Debate campaigns are campaigns of communication and that the core of each campaign is communication (Trent and Friendenberg, 1983)
Gempita pesta demokrasi pemilukada (kepala daerah) mulai tampak geliat. Akhir tahun pesta demokrasi ini menjadi hajad rakyat Indonesia yang diartikulasikan dalam hiruk-pikuk panggung kampanye. Pada konteks masyarakat (grass-root), kampanye sering di interpretasikan sebagai aksi jalanan pawai motor, pertunjukan hiburan, maupun pidato berapi-api dari tim juru kampanye (jurkam) penuh agitasi, propaganda, dan ledekan-ledekan sinis menyinggung kontestan lain.
Diakui bahwa cara-cara demikian, akan mengikis makna kampanye karena realitas lapangan tidak sesuai dengan tujuan kampanye. Benar adanya bahwa kampanye kini, hanya sebatas ungkapan euforia an sich, namun dangkal dan minim ruang dialektika untuk mentransformasi ide dan wacana kebangsaan.
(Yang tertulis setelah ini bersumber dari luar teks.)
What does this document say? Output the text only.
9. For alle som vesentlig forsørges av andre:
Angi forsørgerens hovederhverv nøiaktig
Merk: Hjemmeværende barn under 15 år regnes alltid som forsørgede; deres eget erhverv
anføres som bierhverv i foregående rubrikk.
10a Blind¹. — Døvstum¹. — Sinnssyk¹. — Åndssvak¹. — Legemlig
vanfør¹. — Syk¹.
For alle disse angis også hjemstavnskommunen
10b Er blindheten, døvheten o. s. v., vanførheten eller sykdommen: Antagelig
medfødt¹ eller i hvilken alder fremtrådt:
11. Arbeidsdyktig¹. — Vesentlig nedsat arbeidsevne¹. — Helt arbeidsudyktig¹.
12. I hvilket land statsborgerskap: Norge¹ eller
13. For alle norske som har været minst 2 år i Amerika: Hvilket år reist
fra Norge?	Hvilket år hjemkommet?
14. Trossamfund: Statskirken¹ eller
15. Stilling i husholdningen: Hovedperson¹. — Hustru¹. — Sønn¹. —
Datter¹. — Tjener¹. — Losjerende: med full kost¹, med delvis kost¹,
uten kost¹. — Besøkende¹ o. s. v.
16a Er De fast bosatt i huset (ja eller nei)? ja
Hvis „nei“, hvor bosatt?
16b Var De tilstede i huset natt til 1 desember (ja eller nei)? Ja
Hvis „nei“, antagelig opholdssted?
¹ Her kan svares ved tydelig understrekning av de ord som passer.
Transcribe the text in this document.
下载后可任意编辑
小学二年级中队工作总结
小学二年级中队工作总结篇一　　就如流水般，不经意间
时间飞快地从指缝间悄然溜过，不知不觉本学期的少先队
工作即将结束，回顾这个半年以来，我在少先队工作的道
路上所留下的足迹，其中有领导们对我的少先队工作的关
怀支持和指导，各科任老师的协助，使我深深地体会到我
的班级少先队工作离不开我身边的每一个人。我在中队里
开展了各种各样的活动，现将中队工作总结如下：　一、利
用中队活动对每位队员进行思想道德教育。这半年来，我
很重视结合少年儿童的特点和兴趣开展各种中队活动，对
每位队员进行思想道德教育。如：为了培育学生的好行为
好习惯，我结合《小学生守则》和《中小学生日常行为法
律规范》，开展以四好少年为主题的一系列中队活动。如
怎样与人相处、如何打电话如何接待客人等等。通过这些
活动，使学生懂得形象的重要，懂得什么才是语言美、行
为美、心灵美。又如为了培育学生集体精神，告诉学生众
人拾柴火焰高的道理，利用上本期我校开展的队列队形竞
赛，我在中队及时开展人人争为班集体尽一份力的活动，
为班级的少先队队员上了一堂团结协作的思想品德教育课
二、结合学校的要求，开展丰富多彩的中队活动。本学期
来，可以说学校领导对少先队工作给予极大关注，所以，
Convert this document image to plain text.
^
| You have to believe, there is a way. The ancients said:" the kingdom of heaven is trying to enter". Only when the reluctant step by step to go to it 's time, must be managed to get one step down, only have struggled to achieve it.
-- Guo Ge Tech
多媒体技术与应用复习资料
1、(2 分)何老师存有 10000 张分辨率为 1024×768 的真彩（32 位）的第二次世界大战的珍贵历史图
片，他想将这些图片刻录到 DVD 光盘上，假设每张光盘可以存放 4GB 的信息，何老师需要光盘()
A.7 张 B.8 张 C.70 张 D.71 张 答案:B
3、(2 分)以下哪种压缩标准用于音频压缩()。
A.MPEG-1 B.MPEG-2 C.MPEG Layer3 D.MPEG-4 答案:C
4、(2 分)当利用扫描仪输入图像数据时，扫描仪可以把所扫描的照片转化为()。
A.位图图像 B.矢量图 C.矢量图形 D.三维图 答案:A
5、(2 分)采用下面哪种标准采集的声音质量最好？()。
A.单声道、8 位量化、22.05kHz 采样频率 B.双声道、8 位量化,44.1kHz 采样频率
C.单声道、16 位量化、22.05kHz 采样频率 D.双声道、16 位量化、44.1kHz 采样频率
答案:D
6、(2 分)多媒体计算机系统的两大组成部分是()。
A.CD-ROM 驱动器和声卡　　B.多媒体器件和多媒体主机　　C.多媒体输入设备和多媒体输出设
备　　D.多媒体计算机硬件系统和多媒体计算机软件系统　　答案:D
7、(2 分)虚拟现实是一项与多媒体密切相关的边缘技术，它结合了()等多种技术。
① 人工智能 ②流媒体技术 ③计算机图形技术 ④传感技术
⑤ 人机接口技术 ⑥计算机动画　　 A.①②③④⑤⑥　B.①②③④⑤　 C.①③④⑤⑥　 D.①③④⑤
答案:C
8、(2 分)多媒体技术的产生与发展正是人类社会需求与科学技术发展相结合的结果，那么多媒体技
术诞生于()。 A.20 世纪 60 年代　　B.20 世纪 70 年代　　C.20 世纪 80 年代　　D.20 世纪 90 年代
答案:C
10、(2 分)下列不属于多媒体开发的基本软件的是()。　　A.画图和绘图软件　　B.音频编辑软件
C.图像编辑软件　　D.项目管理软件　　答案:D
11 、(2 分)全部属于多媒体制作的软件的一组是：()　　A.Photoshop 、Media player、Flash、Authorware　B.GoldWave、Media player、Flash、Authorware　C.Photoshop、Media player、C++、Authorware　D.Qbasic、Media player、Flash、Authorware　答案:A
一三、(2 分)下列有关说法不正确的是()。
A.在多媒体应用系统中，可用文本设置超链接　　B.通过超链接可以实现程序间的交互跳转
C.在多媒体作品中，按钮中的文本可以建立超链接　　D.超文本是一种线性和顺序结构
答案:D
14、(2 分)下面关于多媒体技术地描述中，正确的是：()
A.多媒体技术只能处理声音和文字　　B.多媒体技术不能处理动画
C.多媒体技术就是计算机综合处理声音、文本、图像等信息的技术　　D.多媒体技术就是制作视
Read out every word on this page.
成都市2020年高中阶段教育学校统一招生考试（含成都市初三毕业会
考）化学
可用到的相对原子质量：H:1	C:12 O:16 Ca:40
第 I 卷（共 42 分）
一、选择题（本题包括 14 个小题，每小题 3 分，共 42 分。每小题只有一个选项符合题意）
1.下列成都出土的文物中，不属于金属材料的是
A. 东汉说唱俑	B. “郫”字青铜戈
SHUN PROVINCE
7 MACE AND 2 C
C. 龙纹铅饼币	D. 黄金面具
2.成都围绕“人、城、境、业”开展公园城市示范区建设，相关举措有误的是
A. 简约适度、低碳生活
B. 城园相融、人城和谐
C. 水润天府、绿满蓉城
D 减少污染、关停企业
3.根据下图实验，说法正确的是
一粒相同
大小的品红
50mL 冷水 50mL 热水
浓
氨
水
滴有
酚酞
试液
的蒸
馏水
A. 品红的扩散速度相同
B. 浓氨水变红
Keberadaan debat pun memperoleh pembenarnnya, bahwa debat sebagai arena tanding wacana, juga berperan dalam mendewasakan pemilih untuk menentukan pilihan berdasarkan visi-misi kebangsaan calon kandidat, bukan didasarkan pada alasan semu berdasarkan perspektif SARA (suku, agama, ras, dan antar golongan)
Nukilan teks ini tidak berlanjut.